Glycerides, C16-18 mono-, di- and tri-, hydrogenated, citrates

Administrative data

Key value for chemical safety assessment

Genetic toxicity in vitro

Description of key information

Glycerides, C16 -18 mono-, di- and tri-, hydrogenated citrates is not considered to have genetic toxicity, according to the in vitro gene mutation study in bacteria and mammalian cells.

Endpoint conclusion

Endpoint conclusion:

no adverse effect observed (negative)

Genetic toxicity in vivo

Endpoint conclusion

Endpoint conclusion:

no study available

Additional information

 

In vitro cell gene mutation test

No information on mutagenicity of Glycerides, C16-18 mono-, di- and tri-, hydrogenated, citrates was identified. However, a studiy from a structural analogue is available.

 

The test item Glycerides, C16-18 mono-, di and tri-, hydrogenated, citrates, potassium salts (CAS 91744-38-6) was assessed for its potential to induce gene mutations at the HPRT locus using V79 cells of the Chinese hamster. The study was performed in two independent experiments, using identical experimental procedures. In the first experiment the treatment period was 4 hours with and without metabolic activation. The second experiment was performed with a treatment time of 4 hours with and 24 hours without metabolic activation. The maximum concentration was limited by the solubility of the test item in THF and aqueous medium. Precipitation of the test item at the end of treatment was noted at 75 and 150 µg/mL in the first experiment with and without metabolic activation. In the second experiment precipitation as described above occurred at 75 and 150 µg/mL with and at 37.5 µg/mL and above without metabolic activation. No relevant toxic effects occurred up to the maximum concentration with and without metabolic activation following 4 and 24 hours treatment.

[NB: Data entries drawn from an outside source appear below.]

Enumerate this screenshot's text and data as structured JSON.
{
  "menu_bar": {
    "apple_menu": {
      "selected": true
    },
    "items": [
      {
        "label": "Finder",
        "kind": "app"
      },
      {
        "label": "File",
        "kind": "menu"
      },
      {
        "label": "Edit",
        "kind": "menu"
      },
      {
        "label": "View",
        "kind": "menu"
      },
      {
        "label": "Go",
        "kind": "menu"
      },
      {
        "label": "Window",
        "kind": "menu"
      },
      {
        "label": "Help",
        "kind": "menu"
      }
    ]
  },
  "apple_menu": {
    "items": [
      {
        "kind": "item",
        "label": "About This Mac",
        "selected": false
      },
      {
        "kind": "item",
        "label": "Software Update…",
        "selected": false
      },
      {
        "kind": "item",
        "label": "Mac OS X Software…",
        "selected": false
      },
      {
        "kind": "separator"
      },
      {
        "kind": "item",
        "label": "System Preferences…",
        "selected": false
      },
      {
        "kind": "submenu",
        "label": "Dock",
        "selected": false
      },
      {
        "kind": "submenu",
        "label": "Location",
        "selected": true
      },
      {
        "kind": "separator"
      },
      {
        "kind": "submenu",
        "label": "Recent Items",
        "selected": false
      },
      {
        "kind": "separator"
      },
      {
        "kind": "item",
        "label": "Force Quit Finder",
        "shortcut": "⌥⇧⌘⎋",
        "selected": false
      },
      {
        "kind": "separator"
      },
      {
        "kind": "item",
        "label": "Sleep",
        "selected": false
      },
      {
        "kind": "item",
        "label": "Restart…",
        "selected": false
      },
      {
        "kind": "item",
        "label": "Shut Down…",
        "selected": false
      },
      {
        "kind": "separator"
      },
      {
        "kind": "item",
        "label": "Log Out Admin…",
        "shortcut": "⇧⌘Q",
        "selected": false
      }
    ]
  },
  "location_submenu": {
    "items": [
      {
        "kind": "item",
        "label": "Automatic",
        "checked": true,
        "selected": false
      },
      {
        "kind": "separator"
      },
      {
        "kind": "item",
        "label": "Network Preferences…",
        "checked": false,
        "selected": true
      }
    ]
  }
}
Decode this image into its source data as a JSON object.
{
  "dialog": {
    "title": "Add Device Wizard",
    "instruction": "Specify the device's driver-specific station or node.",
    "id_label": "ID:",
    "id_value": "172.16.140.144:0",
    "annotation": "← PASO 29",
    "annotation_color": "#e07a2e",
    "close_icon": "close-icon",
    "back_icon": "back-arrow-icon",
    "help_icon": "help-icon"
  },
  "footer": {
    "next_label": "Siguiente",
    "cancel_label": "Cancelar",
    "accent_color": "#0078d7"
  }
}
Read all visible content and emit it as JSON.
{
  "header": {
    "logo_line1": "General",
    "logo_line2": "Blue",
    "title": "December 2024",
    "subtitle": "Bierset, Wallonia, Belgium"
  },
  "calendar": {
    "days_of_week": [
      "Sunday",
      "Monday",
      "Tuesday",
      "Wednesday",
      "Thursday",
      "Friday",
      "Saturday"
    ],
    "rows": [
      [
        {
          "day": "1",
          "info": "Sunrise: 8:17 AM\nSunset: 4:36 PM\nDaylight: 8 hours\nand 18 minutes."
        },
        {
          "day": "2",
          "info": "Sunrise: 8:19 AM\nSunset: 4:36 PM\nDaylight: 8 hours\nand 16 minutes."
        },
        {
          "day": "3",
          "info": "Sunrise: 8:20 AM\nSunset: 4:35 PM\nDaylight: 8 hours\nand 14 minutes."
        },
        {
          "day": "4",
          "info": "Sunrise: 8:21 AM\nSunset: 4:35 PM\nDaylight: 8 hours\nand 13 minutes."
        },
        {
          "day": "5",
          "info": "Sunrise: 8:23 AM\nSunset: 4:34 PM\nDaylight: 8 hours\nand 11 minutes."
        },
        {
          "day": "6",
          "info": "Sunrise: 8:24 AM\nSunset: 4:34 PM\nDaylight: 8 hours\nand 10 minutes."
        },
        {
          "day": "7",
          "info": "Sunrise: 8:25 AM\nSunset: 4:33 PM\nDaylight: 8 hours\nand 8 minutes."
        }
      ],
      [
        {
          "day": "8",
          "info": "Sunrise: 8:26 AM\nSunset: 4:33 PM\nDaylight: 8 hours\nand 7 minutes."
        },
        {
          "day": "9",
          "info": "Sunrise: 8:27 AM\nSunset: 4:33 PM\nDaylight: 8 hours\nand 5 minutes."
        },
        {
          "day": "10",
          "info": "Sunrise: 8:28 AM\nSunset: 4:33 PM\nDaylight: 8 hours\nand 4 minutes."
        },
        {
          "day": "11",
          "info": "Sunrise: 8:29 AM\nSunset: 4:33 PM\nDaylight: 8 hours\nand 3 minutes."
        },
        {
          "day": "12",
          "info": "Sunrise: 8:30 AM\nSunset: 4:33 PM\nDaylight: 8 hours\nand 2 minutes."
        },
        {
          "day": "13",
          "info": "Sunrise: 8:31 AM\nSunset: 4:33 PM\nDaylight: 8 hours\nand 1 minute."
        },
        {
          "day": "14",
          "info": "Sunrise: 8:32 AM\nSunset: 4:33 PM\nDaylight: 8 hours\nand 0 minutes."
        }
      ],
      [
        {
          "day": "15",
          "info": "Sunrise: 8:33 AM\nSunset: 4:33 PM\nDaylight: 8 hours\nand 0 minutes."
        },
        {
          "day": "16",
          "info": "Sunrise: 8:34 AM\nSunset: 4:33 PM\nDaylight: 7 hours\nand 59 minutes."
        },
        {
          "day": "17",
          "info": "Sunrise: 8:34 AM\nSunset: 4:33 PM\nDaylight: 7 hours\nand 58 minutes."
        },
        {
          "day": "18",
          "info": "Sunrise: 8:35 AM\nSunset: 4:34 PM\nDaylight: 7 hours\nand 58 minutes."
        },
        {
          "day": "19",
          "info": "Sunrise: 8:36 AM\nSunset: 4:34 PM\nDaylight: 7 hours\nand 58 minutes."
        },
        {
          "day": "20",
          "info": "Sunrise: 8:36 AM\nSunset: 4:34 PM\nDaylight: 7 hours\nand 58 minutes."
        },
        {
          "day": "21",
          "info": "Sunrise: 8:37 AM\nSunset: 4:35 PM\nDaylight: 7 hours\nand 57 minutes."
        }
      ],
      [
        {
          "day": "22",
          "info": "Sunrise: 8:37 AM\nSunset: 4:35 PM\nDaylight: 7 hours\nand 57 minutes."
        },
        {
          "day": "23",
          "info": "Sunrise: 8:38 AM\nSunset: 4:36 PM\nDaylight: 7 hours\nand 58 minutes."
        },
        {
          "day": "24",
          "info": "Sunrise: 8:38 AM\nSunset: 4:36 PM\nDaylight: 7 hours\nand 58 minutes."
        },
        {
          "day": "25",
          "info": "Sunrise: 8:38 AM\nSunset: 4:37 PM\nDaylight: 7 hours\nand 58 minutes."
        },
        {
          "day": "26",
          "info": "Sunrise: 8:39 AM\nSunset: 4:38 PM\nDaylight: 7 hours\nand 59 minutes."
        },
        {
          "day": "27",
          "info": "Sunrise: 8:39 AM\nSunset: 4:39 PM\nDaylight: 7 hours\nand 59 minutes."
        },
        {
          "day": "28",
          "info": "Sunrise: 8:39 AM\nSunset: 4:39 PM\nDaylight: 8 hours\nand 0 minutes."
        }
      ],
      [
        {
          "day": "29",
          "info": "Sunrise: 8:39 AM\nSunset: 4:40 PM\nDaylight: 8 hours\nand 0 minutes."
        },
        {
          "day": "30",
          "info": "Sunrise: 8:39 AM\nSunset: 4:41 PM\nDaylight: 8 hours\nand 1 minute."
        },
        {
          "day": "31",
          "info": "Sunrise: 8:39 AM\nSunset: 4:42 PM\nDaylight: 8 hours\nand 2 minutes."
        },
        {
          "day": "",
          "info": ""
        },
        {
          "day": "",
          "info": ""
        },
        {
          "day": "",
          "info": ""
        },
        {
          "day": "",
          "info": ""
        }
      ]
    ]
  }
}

No relevant and reproducible increase in mutant colony numbers/10E+6 cells was observed in the main experiments up to the maximum concentration. The induction factor exceeded the threshold of three times the corresponding solvent control and the range of the historical solvent control data in the second culture of the first experiment without metabolic activation at 18.8 and 150.0 µg/mL. However, the increase at 18.8 µg/mL was marginal (induction factor of 3.4) and was not reproduced in the parallel culture under identical conditions. The increase at 150 µg/mL was substantial (induction factor of 6.1) but again, not reproduced in the parallel culture under identical experimental conditions. Furthermore, the concentration of 150 µg/mL was the second precipitating concentration so, the irreproducible increase of the mutation frequency was judged as irrelevant precipitation artefact. The minor increase at 18.8 µg/mL was judged as biologically irrelevant fluctuation. A linear regression analysis (least squares) was performed to assess a possible dose dependent increase of mutant frequencies. A significant dose dependent trend of the mutation frequency indicated by a probability value of <0.05 was detected in both cultures of the first experiment without metabolic activation. The trend observed in culture I however, was judged as irrelevant as it actually was reciprocal, going down versus increasing concentrations. The trend observed in culture II was judged irrelevant as it was based on a precipitation artefact at 150 µg/mL as described above. In both  experiments of this study (with and without S9 mix) the range of the solvent controls was from 9.7 up to 35.2 mutants per 10E+6 cells; the range of the groups treated with the test item was from 2.6 up to 84.9 mutants per 10E+6 cells.EMS (150 µg/mL) and DMBA (1.1 µg/mL) were used as positive controls and showed a distinct increase in induced mutant colonies.

 

Bases on these results, it was concluded that the test item did not induce gene mutations at the HPRT locus in V79 cells. Therefore, Glycerides, C16-18 mono-, di and tri-, hydrogenated, citrates, potassium salts is considered to be non-mutagenic in this HPRT assay.

In a Bacterial Reverse Mutation Assay according to OECD 471, strains TA 1535, TA 1537, TA 98 and TA 100 of S. typhimurium were exposed to the test substance (CAS 91744-23-9) in solvent tetrahydrofurane at concentrations of 50 / 160 / 500 / 1600 / 5000 µg/plate (plate incorporation) in the presence and absence of mammalian metabolic activation (aroclor 1254 induced liver S9 mix). 

Justification for classification or non-classification

Based on the available data, classification for genetic toxicity is not warranted in accordance with EU Classification, Labeling and Packaging of Substances and Mixtures (CLP) Regulation No. 1272/2008.